There are many ways to start a fire, and every experienced camper will have their own favorites, but here’s my list of top ten fire starters:
- Good strike-anywhere matches are increasingly difficult to find. I stock up on my favorite brand (Redbird from Eddy Match in Ontario) when we are in Canada for our canoe trips. Here’s another brand at Amazon with good reviews if you have trouble finding them elsewhere.
- Lightweight and reliable (if kept dry ) A disposable butane lighter may get a little sluggish at very low temperatures. Not as traditional or picturesque but if you must light a fire in difficult conditions a butane lighter can safe your life. I always have a couple stowed away in my gear for emergencies.
- Lifeboat matches are made by several different manufacturers, look for high quality ones. They burn for ten or twelve seconds, and that can make a big difference! Here’s a highly rated brand on Amazon I have used and can recommend.
- More interesting than practical, a nine volt battery and 0000 steel wool (the thinnest grade) are an old standby. Touching both poles of the battery to the steel wool creates an electrical short that heats and ignites the fine strands of steel wool.
- Flint and steel was the standard fire-lighter for centuries. Key to successful use is a good steel striker, a sharp piece of flint or similar stone and a ready supply of char cloth (carbonized cotton or linen cloth), and plenty of practice. Here’s a traditional flint and steel set at Amazon.
- The right materials and practiced technique are important to lighting a fire using friction methods. The bow and drill method is the most familiar, but there are other methods using friction. Rubbing two sticks together is not a viable method, unless one of them is a match! Here’s the directions that most helped me start a fire by friction.
- Ferrocerium is a man-made metallic material that sparks at temperatures at 3,000 °F when scraped with a knife blade or steel striker. Most all commercial strikers and the ‘flint’ of lighters are made of ferrocerium. Here’s a the Gerber Bear Grylls fire starter at Amazon.
- A small candle or a piece of a larger candle ought to be in any fire-lighting kit. Lightweight, small, and easy to find birthday candles (once lit, of course) burn for a few minutes and make lighting damp tinder a great deal more likely. (Now you know what to do with those candles left over from your next birthday!)

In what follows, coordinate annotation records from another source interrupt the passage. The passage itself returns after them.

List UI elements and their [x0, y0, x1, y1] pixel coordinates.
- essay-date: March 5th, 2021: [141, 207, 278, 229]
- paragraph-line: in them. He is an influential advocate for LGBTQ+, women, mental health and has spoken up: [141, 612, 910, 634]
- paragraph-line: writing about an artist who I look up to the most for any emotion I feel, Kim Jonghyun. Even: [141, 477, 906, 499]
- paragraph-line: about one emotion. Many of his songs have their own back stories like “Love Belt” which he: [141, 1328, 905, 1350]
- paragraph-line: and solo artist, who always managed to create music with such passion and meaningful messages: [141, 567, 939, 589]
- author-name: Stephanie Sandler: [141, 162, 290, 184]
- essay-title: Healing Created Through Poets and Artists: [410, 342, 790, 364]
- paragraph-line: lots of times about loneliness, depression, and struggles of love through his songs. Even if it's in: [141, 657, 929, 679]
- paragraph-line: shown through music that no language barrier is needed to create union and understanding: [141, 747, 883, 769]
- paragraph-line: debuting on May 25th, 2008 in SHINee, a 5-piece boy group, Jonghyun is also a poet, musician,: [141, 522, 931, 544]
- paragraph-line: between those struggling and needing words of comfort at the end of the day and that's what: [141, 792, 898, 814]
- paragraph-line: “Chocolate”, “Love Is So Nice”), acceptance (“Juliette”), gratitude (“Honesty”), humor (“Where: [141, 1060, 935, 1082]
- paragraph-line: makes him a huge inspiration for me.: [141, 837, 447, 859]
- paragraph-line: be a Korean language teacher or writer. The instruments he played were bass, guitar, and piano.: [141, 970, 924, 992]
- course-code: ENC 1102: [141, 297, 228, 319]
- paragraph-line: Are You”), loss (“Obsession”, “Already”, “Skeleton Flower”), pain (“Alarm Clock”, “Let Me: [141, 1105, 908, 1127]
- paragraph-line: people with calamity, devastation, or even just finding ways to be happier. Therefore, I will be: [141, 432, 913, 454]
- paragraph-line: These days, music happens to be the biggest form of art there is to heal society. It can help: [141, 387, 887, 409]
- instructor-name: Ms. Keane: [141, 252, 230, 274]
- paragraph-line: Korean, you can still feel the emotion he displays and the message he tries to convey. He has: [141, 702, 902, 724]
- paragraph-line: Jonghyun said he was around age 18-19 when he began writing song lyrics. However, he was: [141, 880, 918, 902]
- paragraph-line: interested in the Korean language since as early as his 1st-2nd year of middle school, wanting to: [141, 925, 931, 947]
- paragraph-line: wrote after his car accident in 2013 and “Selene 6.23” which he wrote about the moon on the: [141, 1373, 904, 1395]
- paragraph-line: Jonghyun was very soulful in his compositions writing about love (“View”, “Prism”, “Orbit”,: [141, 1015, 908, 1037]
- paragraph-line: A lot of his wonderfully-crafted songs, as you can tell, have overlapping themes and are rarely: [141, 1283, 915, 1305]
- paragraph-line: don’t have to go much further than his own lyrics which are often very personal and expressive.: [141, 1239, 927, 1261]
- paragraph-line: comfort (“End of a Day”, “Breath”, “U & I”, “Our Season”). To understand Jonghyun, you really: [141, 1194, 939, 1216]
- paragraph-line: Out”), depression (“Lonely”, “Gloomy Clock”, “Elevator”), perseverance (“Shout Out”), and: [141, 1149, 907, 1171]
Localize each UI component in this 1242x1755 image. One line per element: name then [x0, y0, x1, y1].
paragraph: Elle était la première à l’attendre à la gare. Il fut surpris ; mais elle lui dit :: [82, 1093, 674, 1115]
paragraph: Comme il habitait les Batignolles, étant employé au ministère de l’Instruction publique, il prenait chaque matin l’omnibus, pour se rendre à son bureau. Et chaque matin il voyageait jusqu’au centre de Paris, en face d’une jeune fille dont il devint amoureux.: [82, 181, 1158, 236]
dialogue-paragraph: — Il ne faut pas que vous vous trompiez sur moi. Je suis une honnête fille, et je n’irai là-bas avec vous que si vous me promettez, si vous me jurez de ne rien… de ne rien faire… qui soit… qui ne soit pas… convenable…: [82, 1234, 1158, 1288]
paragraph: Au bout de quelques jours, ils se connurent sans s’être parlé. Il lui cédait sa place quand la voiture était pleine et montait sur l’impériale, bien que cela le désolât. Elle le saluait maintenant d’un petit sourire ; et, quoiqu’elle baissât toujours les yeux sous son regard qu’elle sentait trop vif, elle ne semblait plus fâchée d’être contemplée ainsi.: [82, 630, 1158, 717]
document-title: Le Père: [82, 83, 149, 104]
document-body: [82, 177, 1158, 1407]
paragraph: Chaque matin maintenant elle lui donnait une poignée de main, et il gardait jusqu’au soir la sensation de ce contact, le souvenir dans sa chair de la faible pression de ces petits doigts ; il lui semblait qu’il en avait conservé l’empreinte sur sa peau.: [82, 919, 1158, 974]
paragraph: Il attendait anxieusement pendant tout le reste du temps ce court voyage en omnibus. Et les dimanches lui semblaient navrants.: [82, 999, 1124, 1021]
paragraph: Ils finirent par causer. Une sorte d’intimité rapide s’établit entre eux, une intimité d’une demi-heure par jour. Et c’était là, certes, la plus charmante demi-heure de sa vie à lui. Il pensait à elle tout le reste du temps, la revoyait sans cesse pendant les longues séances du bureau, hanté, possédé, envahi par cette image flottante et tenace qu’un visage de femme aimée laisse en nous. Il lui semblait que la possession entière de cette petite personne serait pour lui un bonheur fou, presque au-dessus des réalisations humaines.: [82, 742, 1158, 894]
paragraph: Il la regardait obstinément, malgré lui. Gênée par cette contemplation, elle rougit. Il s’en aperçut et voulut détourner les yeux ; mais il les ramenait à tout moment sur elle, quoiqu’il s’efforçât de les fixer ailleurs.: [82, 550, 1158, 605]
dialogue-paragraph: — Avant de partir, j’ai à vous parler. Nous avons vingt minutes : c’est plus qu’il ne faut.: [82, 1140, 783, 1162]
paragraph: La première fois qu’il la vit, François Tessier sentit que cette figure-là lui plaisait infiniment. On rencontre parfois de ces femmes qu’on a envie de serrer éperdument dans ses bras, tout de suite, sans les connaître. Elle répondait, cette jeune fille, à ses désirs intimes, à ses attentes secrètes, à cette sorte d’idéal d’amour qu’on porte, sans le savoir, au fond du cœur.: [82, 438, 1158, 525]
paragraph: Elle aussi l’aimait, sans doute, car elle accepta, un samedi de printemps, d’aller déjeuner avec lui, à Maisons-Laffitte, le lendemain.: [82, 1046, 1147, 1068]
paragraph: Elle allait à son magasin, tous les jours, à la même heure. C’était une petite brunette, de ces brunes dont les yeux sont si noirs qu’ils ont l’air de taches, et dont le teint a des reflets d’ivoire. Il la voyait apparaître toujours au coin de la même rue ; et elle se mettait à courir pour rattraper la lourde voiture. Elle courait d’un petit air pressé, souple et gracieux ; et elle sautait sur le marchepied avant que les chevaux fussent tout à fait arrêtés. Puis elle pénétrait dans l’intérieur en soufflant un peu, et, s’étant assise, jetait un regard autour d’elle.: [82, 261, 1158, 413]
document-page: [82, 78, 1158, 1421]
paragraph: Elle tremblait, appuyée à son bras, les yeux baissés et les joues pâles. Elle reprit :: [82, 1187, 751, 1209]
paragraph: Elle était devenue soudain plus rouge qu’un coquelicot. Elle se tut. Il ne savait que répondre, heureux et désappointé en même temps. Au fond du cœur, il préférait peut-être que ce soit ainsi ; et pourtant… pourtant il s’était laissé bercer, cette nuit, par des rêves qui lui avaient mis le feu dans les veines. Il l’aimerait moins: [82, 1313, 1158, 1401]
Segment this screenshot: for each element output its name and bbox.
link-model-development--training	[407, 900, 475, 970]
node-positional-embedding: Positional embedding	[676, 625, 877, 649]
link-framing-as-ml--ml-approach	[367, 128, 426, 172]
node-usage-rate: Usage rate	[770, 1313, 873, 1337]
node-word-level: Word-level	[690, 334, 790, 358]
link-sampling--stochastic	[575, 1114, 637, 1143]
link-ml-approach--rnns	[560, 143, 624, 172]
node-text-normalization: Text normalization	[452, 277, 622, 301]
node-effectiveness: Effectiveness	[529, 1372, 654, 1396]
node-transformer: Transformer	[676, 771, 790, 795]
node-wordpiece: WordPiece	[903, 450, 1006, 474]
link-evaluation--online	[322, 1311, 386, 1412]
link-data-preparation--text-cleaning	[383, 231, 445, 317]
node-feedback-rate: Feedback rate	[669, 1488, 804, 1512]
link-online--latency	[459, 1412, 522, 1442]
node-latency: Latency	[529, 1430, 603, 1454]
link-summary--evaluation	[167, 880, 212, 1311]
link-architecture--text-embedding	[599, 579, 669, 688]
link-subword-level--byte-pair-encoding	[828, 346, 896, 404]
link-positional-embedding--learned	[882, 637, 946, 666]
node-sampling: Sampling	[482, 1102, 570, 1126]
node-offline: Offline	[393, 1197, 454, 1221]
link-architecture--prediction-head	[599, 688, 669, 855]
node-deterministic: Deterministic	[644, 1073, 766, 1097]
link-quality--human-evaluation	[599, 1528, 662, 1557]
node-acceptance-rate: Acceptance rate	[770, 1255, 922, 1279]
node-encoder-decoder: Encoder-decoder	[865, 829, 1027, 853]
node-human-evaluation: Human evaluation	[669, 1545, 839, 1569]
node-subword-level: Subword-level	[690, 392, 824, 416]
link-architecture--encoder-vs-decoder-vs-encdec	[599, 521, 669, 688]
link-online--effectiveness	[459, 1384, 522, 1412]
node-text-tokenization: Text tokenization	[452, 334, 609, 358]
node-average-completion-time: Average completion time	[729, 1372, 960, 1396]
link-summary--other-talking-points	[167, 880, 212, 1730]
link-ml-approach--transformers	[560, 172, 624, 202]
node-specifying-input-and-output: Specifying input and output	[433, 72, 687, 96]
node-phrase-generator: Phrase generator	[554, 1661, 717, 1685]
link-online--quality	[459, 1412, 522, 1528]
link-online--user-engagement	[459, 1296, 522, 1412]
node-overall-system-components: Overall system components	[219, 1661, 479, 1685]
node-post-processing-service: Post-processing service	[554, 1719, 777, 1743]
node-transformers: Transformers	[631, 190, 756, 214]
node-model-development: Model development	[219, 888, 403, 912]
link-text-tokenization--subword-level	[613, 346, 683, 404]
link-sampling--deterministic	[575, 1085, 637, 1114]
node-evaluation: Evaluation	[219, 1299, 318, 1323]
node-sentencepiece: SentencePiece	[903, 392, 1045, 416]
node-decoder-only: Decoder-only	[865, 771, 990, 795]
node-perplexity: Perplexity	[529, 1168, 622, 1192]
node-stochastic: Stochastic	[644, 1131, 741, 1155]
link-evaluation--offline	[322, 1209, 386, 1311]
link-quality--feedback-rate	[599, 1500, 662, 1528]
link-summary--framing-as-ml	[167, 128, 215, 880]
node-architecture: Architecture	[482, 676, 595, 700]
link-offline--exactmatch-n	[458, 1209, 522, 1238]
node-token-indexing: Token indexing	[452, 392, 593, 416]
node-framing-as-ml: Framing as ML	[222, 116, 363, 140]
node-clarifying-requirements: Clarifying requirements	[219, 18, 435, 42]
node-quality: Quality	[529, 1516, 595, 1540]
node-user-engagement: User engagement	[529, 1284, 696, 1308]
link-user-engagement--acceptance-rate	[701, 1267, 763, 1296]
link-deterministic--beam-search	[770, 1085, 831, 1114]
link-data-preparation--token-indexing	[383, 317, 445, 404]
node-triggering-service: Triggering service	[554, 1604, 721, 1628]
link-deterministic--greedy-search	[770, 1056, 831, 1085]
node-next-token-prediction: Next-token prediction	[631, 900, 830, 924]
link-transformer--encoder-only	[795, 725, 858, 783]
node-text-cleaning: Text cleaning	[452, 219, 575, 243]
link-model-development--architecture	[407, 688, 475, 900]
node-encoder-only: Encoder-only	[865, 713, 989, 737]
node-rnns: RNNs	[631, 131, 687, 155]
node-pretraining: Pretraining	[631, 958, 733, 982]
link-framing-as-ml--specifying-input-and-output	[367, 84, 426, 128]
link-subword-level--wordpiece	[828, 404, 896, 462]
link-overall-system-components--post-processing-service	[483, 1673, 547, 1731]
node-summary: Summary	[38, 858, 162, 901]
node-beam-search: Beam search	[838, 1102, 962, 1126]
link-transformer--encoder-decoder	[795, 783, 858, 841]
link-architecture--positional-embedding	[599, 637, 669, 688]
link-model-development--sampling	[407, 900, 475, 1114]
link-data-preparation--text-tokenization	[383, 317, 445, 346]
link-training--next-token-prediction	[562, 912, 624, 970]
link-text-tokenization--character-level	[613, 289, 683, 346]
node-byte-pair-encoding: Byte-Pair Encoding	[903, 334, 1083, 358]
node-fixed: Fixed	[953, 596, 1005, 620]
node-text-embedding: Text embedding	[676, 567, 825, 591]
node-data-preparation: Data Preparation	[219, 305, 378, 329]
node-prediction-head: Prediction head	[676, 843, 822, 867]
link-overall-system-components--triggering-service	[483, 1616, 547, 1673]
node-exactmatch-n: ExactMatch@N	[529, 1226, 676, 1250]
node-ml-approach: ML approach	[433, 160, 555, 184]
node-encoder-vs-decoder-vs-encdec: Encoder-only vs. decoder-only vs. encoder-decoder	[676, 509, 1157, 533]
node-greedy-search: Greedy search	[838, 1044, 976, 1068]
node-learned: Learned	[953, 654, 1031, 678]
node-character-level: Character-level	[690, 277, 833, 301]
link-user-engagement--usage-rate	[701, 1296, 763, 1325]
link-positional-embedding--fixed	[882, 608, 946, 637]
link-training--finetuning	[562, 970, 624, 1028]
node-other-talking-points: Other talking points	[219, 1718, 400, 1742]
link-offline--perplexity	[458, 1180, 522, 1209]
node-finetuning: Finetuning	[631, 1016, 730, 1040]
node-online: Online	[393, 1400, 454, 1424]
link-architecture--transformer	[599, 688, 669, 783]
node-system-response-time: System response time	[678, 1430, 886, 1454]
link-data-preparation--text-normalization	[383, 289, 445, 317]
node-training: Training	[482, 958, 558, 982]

- Fill the chambers of a used egg carton with sawdust, a charcoal briquette, dryer lint, a roll of newspaper, etc. and fill with melted wax. Provides several minutes of steady flame for really difficult conditions.
- The bark of down, dead birch trees (don’t strip living trees unless your life depends on it) contains flammable resins. Once lit a roll of birch bark will burn hot and long enough to start a fire in wet conditions. If you don’t live near birch trees believe it our not you can buy birch bark from Amazon.